Several companies have finished building hydrogen-fueled power generation equipment that will supply electricity and heat to public facilities in Kobe in a demonstration test scheduled to begin in early February.

The test, to be conducted on man-made Port Island, is billed as the first in the world in which electricity obtained through hydrogen power generation will be supplied to users in an urban area.

Participants, including Kawasaki Heavy Industries Ltd. and Obayashi Corp., aim to start providing the equipment and related technologies to clients, mainly for use at factories, by fiscal 2020.

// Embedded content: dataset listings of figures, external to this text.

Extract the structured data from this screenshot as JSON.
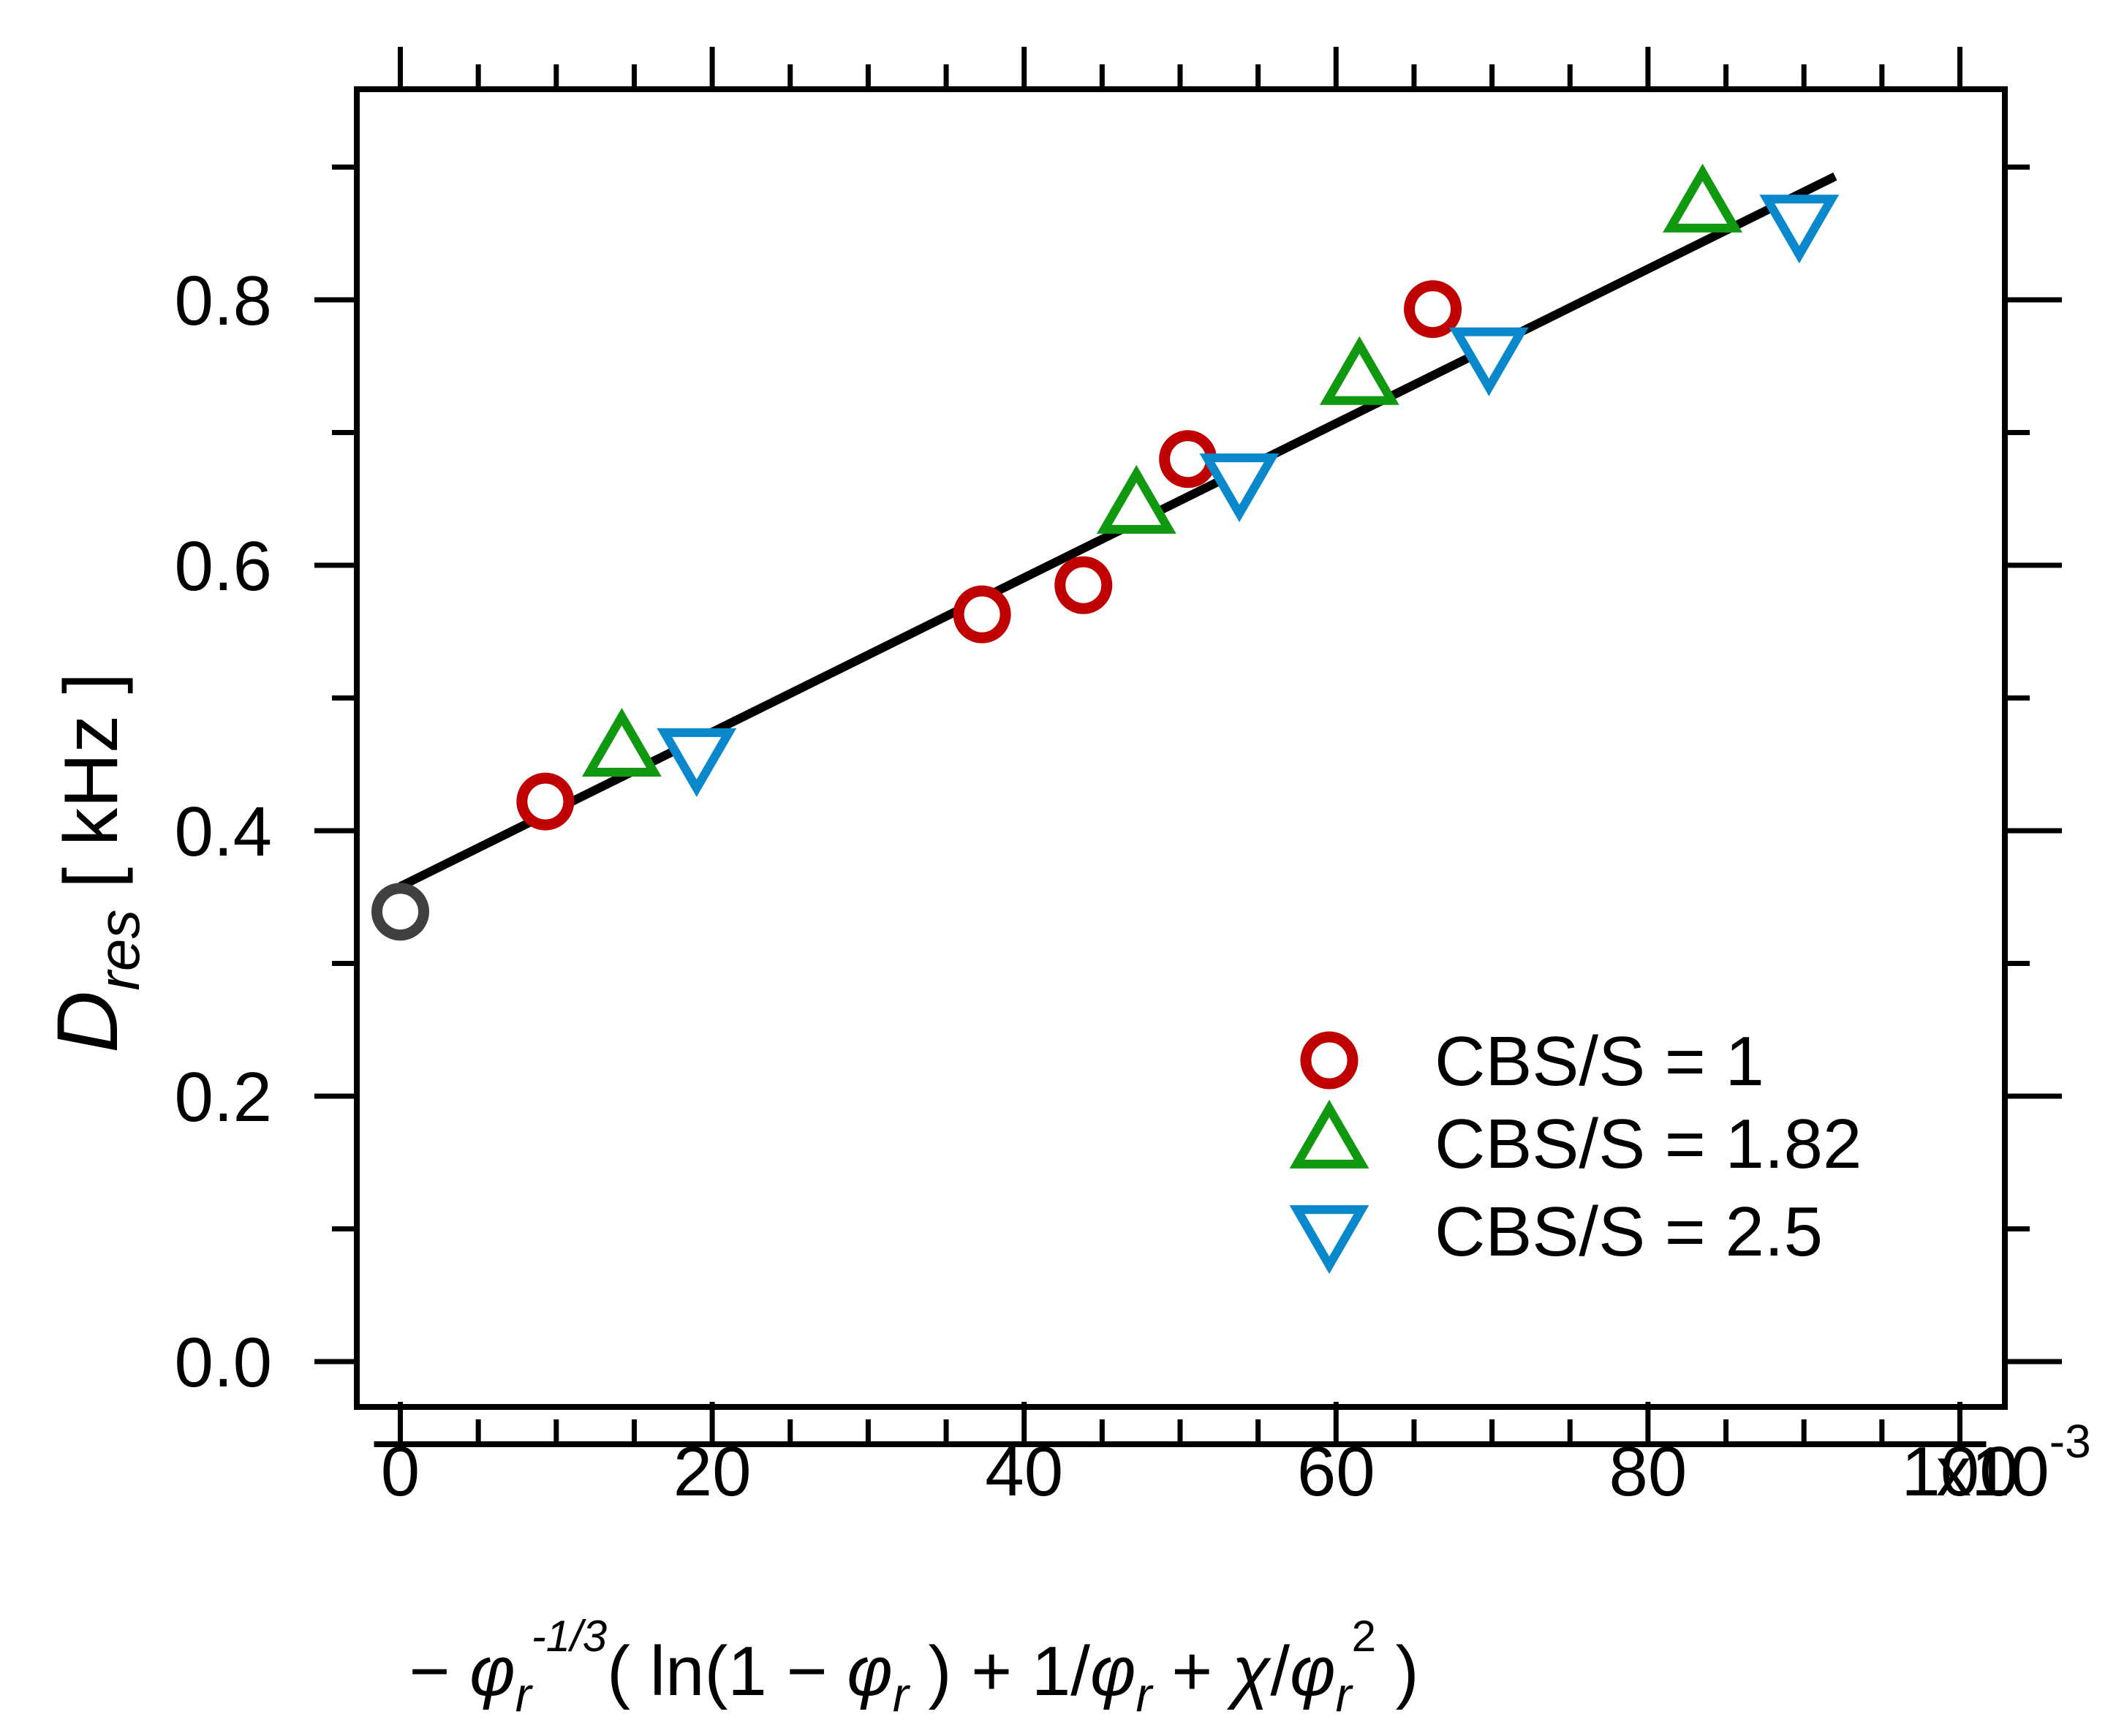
{
  "chart_data": {
    "type": "scatter",
    "title": "",
    "xlabel": "− φr^(-1/3)( ln(1 − φr) + 1/φr + χ/φr^2 )",
    "ylabel": "Dres [ kHz ]",
    "x_multiplier_label": "x10",
    "x_multiplier_exponent": "-3",
    "xlim": [
      -2.5,
      102.5
    ],
    "ylim": [
      -0.035,
      0.965
    ],
    "x_ticks": [
      0,
      20,
      40,
      60,
      80,
      100
    ],
    "x_tick_labels": [
      "0",
      "20",
      "40",
      "60",
      "80",
      "100"
    ],
    "x_minor_step": 5,
    "y_ticks": [
      0.0,
      0.2,
      0.4,
      0.6,
      0.8
    ],
    "y_tick_labels": [
      "0.0",
      "0.2",
      "0.4",
      "0.6",
      "0.8"
    ],
    "y_minor_step": 0.1,
    "grid": false,
    "legend_position": "bottom-right",
    "colors": {
      "series_1": "#c00000",
      "series_2": "#109810",
      "series_3": "#0a88cc",
      "reference": "#404040",
      "fit": "#000000"
    },
    "fit_line": {
      "x": [
        0,
        92
      ],
      "y": [
        0.358,
        0.893
      ]
    },
    "reference_point": {
      "x": 0,
      "y": 0.339,
      "marker": "circle"
    },
    "series": [
      {
        "name": "CBS/S = 1",
        "marker": "circle",
        "points": [
          {
            "x": 9.3,
            "y": 0.422
          },
          {
            "x": 37.3,
            "y": 0.563
          },
          {
            "x": 43.8,
            "y": 0.585
          },
          {
            "x": 50.5,
            "y": 0.68
          },
          {
            "x": 66.2,
            "y": 0.793
          }
        ]
      },
      {
        "name": "CBS/S = 1.82",
        "marker": "triangle-up",
        "points": [
          {
            "x": 14.2,
            "y": 0.46
          },
          {
            "x": 47.2,
            "y": 0.643
          },
          {
            "x": 61.5,
            "y": 0.74
          },
          {
            "x": 83.5,
            "y": 0.87
          }
        ]
      },
      {
        "name": "CBS/S = 2.5",
        "marker": "triangle-down",
        "points": [
          {
            "x": 19.0,
            "y": 0.458
          },
          {
            "x": 53.8,
            "y": 0.665
          },
          {
            "x": 69.8,
            "y": 0.76
          },
          {
            "x": 89.7,
            "y": 0.86
          }
        ]
      }
    ]
  }
}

“We’ll put safety first and work carefully and steadily, in order to put hydrogen-fueled electricity generation into practical use,” said Kawasaki Heavy President Yoshinori Kanehana at a ceremony on Sunday to mark completion of the equipment.

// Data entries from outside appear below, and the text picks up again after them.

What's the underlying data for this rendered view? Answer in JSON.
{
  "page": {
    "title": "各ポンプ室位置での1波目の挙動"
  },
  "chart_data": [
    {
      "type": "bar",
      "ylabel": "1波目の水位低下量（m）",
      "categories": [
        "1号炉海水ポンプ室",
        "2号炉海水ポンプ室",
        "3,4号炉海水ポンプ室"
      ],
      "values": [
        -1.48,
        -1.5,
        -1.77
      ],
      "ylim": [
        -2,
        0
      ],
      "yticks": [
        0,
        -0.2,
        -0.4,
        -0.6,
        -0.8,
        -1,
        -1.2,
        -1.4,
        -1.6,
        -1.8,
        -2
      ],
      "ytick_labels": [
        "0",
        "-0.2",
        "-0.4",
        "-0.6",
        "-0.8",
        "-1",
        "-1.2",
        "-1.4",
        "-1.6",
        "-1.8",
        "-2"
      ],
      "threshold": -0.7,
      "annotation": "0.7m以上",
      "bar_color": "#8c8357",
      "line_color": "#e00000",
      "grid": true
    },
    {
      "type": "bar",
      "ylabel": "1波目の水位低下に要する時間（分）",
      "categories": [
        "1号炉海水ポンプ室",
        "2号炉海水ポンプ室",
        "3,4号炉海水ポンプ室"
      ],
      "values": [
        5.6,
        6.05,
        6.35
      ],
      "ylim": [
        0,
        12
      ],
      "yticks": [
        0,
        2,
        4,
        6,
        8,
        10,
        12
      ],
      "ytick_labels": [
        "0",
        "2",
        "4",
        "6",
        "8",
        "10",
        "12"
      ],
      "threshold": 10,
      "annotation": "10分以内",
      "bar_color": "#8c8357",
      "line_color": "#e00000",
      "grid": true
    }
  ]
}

The equipment can generate up to 1.7 megawatts of electricity per hour. It will supply electricity and heat to four facilities, including a hospital and a sports center.

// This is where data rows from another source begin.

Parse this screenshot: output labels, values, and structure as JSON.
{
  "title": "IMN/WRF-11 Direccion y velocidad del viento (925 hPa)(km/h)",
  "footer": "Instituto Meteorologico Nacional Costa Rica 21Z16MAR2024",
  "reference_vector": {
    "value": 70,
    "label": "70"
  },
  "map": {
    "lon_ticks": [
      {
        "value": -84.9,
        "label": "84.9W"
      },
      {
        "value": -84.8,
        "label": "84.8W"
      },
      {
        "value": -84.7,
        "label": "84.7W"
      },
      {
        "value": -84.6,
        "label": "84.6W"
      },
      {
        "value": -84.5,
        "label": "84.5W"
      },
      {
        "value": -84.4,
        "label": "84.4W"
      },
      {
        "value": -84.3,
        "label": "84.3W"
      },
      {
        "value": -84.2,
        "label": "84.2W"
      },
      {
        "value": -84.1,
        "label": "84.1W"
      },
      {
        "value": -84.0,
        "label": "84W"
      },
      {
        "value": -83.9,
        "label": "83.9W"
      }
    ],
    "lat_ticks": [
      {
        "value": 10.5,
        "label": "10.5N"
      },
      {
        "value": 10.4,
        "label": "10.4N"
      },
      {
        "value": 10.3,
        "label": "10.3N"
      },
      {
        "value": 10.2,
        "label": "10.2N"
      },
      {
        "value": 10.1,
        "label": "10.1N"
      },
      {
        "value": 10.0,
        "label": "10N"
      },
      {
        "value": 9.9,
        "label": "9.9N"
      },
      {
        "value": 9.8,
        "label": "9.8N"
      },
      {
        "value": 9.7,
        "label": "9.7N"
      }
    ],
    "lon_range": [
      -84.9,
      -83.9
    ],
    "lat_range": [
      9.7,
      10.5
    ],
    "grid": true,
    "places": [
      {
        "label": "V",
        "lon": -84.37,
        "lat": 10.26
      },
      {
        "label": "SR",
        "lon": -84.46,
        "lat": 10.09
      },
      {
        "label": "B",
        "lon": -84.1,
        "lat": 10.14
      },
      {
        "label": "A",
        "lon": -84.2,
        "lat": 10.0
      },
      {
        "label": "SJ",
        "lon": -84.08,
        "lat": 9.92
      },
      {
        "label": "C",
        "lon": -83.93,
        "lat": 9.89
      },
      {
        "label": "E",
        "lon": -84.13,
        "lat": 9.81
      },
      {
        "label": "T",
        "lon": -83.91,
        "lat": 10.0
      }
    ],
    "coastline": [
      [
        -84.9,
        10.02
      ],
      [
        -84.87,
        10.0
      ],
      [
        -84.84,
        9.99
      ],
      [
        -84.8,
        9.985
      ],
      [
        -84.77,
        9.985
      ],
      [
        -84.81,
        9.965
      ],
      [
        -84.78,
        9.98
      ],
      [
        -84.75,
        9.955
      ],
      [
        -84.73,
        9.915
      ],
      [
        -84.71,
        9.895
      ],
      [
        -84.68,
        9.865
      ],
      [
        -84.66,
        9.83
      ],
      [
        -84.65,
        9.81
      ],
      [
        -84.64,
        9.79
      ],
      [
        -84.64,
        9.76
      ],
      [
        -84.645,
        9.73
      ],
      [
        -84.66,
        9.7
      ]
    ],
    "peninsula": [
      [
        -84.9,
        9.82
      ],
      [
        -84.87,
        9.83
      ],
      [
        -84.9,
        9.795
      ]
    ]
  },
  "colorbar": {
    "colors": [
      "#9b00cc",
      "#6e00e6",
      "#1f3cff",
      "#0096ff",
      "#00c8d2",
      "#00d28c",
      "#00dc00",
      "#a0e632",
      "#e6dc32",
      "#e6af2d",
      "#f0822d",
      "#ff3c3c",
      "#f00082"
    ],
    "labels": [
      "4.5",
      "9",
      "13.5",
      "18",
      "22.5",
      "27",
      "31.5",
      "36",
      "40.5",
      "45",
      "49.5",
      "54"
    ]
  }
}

The participants hope to identify the most efficient mix of hydrogen in the fuel in order to reduce costs and carbon dioxide emissions, by testing pure hydrogen fuel and mixtures of hydrogen and natural gas.

Hydrogen is clean energy that does not produce heat-trapping carbon dioxide when burned.

The industry ministry aims to realize the full introduction of hydrogen-fueled power generation in Japan by around 2030. The key hurdle is the high procurement costs for hydrogen.

Obayashi President Toru Shiraishi canceled his attendance at Sunday’s ceremony at the last minute.

The general contractor’s head office in Tokyo and offices at other sites were recently searched by public prosecutors for alleged misconduct in tenders related to a project to build a maglev train line.